The architecture consists of 4 different kinds of loss functions which are as follows:

  1. The loss function for the discriminator that compares the original images to the grid of 1, and the false ones to the grid of 0. The ideal discriminator will output only the grid of 1 for the real image and the grid of zeros for the false.
  2. The loss function for the generator that tries to trick the discriminator into generating an image so that the discriminator considers it as the real image. An ideal generator will cause the discriminator on the output to return a grid filled with 1.
  3. The Cycle consistency loss, wich is the arithmetic mean of the differences between the original photo and the transformed fake photo. The lower the loss the better the higher the reconstruction quality.
  4. The Identity loss, this is used to compare the image x and that image generator F that produces the images. We expect F (x) ~ x, i.e. if the Monet style image generator is a Monet image, the output should be the same image.

Other Compiler Settings:

  1. As for the Initializer, the weights are randomly initialized from a Gaussian distribution N (0, 0.02).
  2. As for the optimizers , we use the 'adam' optimizer as it is efficient for large datasets and uses the gradient descent algorithm.

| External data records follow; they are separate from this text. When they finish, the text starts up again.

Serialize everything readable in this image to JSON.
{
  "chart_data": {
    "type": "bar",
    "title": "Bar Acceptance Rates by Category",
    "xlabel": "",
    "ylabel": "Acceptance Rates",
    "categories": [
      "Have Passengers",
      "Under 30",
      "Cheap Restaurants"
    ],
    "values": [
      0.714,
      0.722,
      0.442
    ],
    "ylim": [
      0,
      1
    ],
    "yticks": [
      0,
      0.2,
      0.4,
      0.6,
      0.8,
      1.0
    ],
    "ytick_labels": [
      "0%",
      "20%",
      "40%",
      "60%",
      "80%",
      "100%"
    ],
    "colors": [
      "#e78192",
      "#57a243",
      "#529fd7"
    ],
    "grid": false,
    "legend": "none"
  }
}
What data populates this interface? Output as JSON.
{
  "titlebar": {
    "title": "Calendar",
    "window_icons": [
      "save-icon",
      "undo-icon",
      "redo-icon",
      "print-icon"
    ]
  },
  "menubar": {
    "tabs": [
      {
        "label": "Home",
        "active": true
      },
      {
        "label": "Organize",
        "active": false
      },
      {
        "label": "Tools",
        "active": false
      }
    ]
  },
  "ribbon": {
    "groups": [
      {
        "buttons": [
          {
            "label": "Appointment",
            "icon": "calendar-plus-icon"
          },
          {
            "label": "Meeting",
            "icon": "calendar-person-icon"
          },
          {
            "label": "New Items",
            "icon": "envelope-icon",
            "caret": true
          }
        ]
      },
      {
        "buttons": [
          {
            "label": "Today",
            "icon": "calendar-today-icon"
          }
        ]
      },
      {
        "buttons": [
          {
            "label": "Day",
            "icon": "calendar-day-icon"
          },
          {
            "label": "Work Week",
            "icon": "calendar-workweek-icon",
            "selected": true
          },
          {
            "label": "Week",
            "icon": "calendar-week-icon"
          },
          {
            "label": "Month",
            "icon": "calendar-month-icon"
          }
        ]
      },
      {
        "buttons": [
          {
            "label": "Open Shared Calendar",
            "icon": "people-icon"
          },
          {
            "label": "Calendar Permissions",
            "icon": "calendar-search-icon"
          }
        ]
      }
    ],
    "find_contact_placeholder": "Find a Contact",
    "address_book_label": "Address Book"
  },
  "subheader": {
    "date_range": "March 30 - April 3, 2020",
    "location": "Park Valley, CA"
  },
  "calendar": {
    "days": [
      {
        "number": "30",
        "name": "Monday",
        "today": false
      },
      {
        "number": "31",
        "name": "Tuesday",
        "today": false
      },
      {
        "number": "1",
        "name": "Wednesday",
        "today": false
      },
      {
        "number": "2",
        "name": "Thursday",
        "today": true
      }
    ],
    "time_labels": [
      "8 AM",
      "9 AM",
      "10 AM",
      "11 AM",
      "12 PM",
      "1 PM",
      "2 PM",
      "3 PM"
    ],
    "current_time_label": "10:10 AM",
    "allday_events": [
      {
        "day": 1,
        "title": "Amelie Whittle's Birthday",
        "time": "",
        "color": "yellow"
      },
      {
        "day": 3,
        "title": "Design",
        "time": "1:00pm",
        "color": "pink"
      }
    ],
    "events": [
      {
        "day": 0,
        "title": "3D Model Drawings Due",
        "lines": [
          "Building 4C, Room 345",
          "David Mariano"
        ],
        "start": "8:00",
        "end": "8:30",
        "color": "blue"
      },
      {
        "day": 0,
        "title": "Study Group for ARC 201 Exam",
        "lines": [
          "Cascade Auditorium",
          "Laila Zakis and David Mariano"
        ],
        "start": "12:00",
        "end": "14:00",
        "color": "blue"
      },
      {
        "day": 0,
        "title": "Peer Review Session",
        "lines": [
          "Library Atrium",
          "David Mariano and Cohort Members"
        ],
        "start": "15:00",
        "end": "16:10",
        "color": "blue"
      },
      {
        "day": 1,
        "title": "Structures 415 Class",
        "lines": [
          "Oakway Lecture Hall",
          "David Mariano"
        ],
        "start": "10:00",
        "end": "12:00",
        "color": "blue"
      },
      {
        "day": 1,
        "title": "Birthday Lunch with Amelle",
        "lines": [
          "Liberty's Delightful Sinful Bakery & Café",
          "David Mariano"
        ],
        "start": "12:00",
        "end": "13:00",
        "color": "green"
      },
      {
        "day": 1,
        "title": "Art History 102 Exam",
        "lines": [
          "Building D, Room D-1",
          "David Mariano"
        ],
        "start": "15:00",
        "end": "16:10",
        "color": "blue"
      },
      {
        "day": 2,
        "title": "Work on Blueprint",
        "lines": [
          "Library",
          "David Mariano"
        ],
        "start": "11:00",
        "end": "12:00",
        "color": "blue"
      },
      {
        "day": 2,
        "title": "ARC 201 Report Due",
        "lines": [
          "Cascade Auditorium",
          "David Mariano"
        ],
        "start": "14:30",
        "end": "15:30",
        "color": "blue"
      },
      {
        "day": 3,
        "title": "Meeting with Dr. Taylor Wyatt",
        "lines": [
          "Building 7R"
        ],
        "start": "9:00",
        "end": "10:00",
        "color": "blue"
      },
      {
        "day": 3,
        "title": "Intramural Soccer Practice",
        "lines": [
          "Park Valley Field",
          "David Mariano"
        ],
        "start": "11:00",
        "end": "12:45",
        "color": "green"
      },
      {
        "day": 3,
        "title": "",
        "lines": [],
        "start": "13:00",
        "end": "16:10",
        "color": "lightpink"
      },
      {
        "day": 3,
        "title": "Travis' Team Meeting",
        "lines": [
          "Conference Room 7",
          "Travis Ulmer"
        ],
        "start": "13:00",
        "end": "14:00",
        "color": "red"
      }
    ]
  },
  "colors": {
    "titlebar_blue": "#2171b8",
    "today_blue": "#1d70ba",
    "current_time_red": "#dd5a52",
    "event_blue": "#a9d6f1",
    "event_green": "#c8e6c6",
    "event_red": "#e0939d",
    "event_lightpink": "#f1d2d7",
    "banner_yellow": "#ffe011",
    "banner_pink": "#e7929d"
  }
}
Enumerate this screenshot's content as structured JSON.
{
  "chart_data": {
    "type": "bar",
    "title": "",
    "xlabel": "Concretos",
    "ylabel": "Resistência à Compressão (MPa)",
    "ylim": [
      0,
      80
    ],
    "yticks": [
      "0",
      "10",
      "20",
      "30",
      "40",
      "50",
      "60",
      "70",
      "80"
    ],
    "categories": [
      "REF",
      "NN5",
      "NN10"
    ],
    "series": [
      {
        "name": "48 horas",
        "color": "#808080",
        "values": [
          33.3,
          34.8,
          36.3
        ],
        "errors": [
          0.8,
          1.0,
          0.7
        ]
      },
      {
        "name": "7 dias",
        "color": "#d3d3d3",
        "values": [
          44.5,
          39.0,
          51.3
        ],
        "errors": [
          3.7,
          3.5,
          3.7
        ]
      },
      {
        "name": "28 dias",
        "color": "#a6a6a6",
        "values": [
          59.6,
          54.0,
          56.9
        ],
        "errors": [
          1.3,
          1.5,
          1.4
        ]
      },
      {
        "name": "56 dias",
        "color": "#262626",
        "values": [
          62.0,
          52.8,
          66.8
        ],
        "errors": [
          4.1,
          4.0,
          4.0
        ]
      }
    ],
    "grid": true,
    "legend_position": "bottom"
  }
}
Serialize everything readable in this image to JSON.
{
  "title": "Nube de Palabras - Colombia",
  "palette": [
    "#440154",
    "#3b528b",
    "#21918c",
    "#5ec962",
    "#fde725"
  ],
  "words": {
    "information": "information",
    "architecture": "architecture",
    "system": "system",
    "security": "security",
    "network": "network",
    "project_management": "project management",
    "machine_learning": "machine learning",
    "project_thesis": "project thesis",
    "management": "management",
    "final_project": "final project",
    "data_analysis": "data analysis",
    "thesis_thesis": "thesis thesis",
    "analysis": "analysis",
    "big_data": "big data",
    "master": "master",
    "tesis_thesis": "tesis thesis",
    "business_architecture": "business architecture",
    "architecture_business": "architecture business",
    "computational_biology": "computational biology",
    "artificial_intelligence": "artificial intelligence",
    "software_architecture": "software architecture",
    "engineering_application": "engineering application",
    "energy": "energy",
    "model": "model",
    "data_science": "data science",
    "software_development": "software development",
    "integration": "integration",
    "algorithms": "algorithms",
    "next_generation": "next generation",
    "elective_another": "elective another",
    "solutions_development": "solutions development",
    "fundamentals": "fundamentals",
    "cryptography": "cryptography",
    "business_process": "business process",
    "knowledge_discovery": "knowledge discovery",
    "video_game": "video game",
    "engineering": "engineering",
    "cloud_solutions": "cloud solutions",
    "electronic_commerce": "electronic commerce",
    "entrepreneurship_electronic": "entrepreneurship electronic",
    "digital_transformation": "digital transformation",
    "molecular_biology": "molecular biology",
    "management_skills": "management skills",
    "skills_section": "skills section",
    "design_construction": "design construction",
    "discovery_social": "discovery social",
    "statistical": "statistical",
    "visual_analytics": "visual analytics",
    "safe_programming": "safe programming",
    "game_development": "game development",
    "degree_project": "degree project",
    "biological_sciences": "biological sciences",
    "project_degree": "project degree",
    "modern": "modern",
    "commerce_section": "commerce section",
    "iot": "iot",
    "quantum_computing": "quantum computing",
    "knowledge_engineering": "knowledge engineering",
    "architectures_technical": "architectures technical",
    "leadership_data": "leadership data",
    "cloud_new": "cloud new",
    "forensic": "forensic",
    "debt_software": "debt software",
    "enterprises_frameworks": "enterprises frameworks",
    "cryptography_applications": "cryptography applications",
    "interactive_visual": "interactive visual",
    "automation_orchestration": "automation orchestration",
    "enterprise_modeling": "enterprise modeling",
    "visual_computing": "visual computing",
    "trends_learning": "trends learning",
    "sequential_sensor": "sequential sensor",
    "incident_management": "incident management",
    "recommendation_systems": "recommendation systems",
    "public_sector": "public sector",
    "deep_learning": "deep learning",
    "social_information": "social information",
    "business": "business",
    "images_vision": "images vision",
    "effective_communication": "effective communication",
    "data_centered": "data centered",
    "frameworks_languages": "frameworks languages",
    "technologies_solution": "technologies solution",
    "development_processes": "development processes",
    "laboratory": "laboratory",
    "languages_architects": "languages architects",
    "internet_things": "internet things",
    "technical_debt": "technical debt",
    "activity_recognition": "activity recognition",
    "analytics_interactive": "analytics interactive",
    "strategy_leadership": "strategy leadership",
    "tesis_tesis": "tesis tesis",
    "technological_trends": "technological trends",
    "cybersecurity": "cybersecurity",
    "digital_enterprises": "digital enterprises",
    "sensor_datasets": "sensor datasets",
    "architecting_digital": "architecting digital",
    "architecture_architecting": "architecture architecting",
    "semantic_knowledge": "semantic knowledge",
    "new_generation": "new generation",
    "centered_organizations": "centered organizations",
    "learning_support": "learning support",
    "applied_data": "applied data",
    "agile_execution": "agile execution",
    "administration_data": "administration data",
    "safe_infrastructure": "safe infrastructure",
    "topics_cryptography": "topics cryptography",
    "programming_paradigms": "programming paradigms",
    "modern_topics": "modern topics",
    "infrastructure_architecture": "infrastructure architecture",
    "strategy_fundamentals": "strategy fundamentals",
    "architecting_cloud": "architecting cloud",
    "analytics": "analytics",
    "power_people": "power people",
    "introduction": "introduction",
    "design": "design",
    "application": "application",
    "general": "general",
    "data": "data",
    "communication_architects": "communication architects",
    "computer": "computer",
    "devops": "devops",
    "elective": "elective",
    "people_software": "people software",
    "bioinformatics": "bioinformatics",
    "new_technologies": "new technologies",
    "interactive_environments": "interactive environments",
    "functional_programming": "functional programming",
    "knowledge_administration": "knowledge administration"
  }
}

Finally we build the architecture by creating a Class which consists of both the generators and discriminators along with all the required settings. It returns us the total loss from the generators and the discriminator loss.

Model Performance

Due to my poor computational power , I have set my number of Epochs to just 20. This obviously has given us a very bad result. I advise you to set the number of epochs to atleast a minimum of 100 to get optimal results.

[Note:Higher the Epochs,Better the results]

The Ideal results should be when the discriminator losses are close to 0.5 (i.e when it fails to identify between a real or fake image) and the generator losses should be as low as possible. I have found a visualization of all the loss function on kaggle.

Results

This is a small example of how the images look after it is converted with Monet's artistic touch :)

If you are sad about your Artistic skills , GANs have got your back.